Is it Worth it to Drive to School?


Wilber S. Paiz

Taft's student parking lot

Studies on data from car usage and gas consumption, as well as national resources of automobile research, reveals that driving a car to school might not be the wisest choice you could make.

It’s almost like deja vu, you see one of your peers in an expensive, luxurious car and you wonder if you could be the same, believe me, I’ve seen it happen quite frequently. So you go out of your way and save some money, maybe borrow some, and buy one, easy right? You feel accomplished, you feel comfortable and say “Hey, I made the right choice, driving is great”, but then, slowly yet surely, that old car, the only one you could afford, is progressing towards annoyance, towards suffering, for your wallet that is. But hey, it’s only money right, you can’t possibly be wasting that much, or are you?

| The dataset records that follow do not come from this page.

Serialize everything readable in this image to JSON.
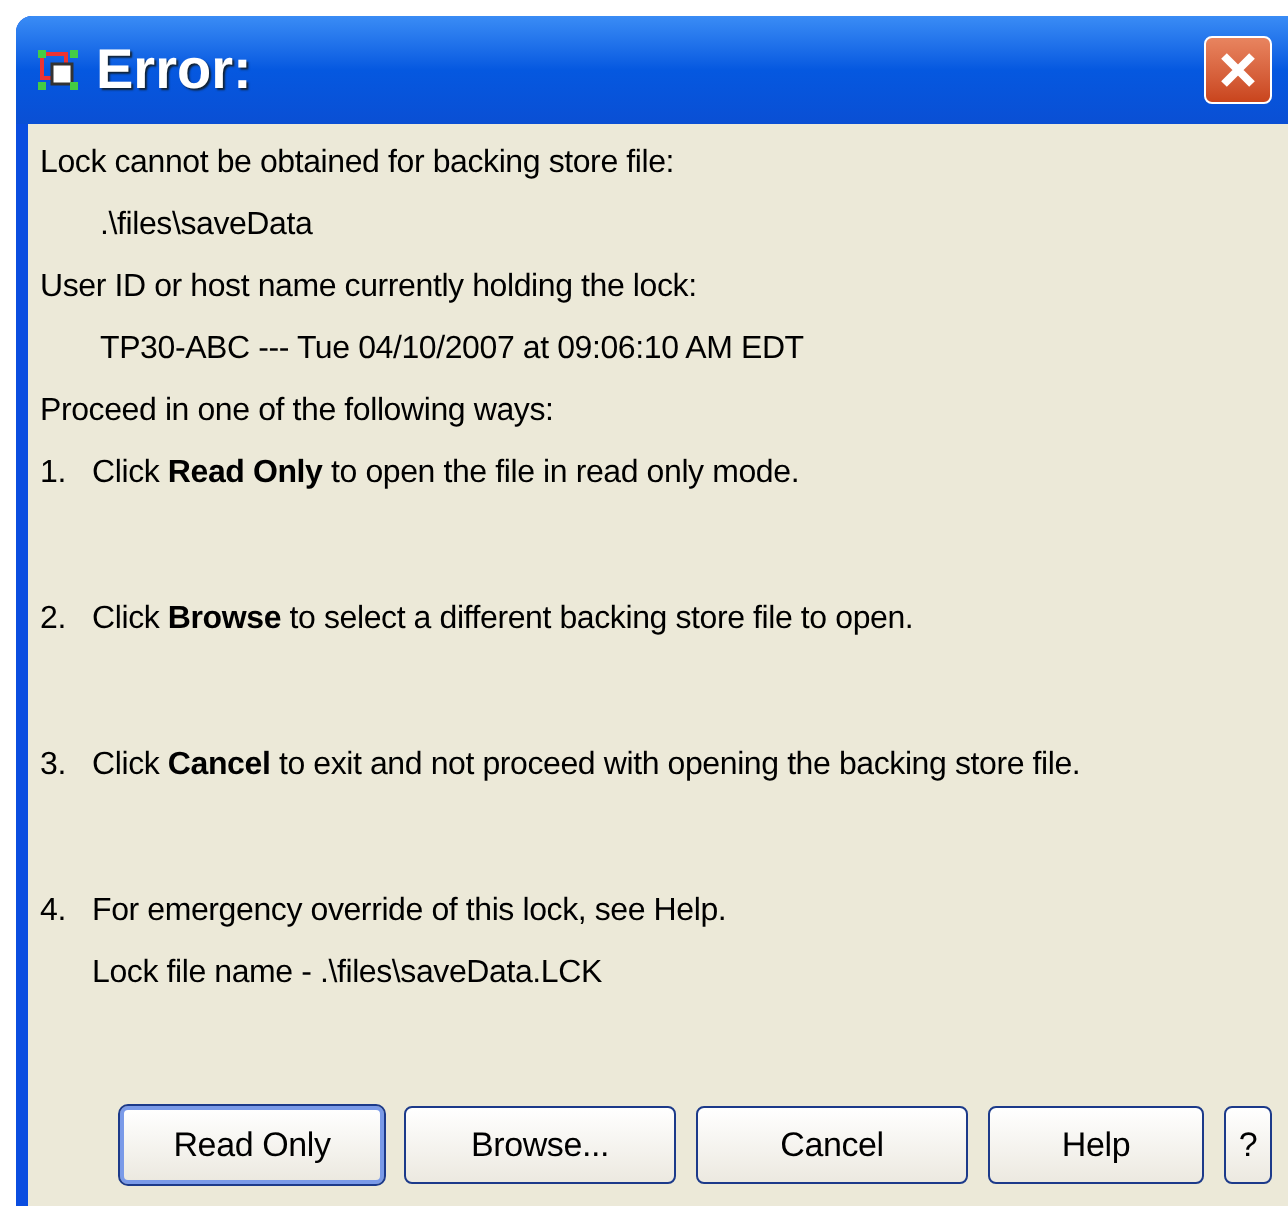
{
  "window": {
    "title": "Error:"
  },
  "lines": [
    {
      "kind": "plain",
      "text": "Lock cannot be obtained for backing store file:"
    },
    {
      "kind": "indented",
      "text": ".\\files\\saveData"
    },
    {
      "kind": "plain",
      "text": "User ID or host name currently holding the lock:"
    },
    {
      "kind": "indented",
      "text": "TP30-ABC --- Tue 04/10/2007 at 09:06:10 AM EDT"
    },
    {
      "kind": "plain",
      "text": "Proceed in one of the following ways:"
    },
    {
      "kind": "step",
      "number": "1.",
      "text": "Click **Read Only** to open the file in read only mode."
    },
    {
      "kind": "step",
      "number": "2.",
      "text": "Click **Browse** to select a different backing store file to open."
    },
    {
      "kind": "step",
      "number": "3.",
      "text": "Click **Cancel** to exit and not proceed with opening the backing store file."
    },
    {
      "kind": "step",
      "number": "4.",
      "text": "For emergency override of this lock, see Help."
    },
    {
      "kind": "continuation",
      "text": "Lock file name - .\\files\\saveData.LCK"
    }
  ],
  "buttons": [
    {
      "label": "Read Only",
      "default": true
    },
    {
      "label": "Browse...",
      "default": false
    },
    {
      "label": "Cancel",
      "default": false
    },
    {
      "label": "Help",
      "default": false
    },
    {
      "label": "?",
      "default": false
    }
  ]
}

According to Jack Morris, a student at Taft High School that is a car driver, the costs for insurance for his Cadillac goes up to around 1200 dollars annually, systematically, that is way too much for a student to pay, that’s not all since his car is old he has many problems. For example, he would have to pay a total of 3200 dollars annually to cover for repairs, including brakes, air compressors, breaks, oil leaks, and so on. Including the cost of gas, he pays up about 5000 dollars annually on his car.

Surely there must be an advantage of driving? Yes, of course, if you live far away from school, don’t really care about the money, and would rather have commodity and “freedom” while driving, then you will probably want to drive to school. And that’s okay, many people buy cars for that same reason.

Wilber S. Paiz

What’s bad about driving is the damage done by its fossil fuel emissions into the atmosphere, which harms us all to some degree. For example, according to The Union of Concerned Scientists, the use of fossil fuels in transportation contributes almost 30 percent of all US global warming emissions, and we have come to use cars often, even if unnecessary.

We must all search for alternatives to this issue, bicycles, for example, are not only cost-effective as it is a low one-payment purchase (with small costs for repairs later on if necessary), but it’s definitely better for the environment, and yourself, since is a great form of exercise, which many people lack in their daily routine.

If bicycles are not speed-effective (which I highly doubt, since you can avoid traffic), then public transportation might be a better option, as the average student comes to pay no more than 4 dollars per travel, both to and from school. As their capacity is great, they can transport various individuals for the cost of one trip.

In conclusion, vehicles are only “worth” driving if you can commit to their expenditures, as well as if you don’t live close by, and can’t arrive on time on public transport or bicycles.